TEKsystems polled financial services IT leaders for our 2018 IT Forecast, and half of them reported having projects in the works or commencing in the next two years.

“Most of our larger financial services customers already have blockchain projects well underway because they realize the enormous applications blockchain has for secure financial transactions, and they’re preparing for its potential for disruption. However, many are still in the ‘skunk works’ phase to understand how they can insert it into their products and platforms,” says Micah Hemmer, a director of strategic financial accounts for TEKsystems.

Building use cases

Financial institutions see many possible uses for blockchain in reducing their costs, enhancing transparency and trust, and building new financial products.

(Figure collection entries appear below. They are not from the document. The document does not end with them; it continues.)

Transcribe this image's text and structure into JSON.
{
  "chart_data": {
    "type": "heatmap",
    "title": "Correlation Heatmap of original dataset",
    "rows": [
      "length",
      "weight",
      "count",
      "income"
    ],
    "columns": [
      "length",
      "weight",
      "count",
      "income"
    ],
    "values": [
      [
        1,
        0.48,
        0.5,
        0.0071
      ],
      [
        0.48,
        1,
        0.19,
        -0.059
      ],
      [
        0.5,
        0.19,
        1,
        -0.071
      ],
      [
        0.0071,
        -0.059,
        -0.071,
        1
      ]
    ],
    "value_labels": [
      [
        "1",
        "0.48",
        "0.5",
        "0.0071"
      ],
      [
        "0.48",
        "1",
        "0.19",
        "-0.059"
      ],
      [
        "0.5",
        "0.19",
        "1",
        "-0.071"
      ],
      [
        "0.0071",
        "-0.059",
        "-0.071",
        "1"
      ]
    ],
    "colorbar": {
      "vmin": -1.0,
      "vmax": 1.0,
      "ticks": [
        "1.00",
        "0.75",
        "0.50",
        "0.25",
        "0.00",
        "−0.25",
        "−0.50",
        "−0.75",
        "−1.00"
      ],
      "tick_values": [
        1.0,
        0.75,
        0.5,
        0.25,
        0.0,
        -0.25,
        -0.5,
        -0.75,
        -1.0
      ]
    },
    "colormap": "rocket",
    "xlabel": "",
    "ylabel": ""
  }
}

Some use cases being explored:

  • Real-time payments for large cash transactions
  • Reconciling trades
  • Smart contracts
  • New financial products like sophisticated peer-to-peer or crowdsourced lending
  • Enhancing anti-money laundering (AML) programs and reducing costs
  • Interbank lending

Banking is at a crossroads. There’s a lot of drive to innovate, and deregulation is freeing up a lot of capital to do it.

Some institutions are creating their own blockchain technology in house but many are experimenting with open source platforms such as Ethereum, or using infrastructure being built by providers like Microsoft and Oracle. JP Morgan Chase has already built a smart contract tool upon Ethereum.

“Right now, there are some big limitations on transaction capacity of these open blockchains,” says Chuck Thomasma, a business systems account manager. “Institutions can’t use them as a base layer for their product architecture because they’d overload.”

While institutions are excited to realize some of the efficiency gains blockchain represents, they’re also nervous about its ability to make some of their function obsolete. “The tough thing about blockchain is that it’s going to be very disruptive for all kinds of intermediated industries,” says Thomasma.

“Banking is at a crossroads,” says Hemmer. “There’s a lot of drive to innovate, and deregulation is freeing up a lot of capital to do it. They’re in a race to develop the best products.”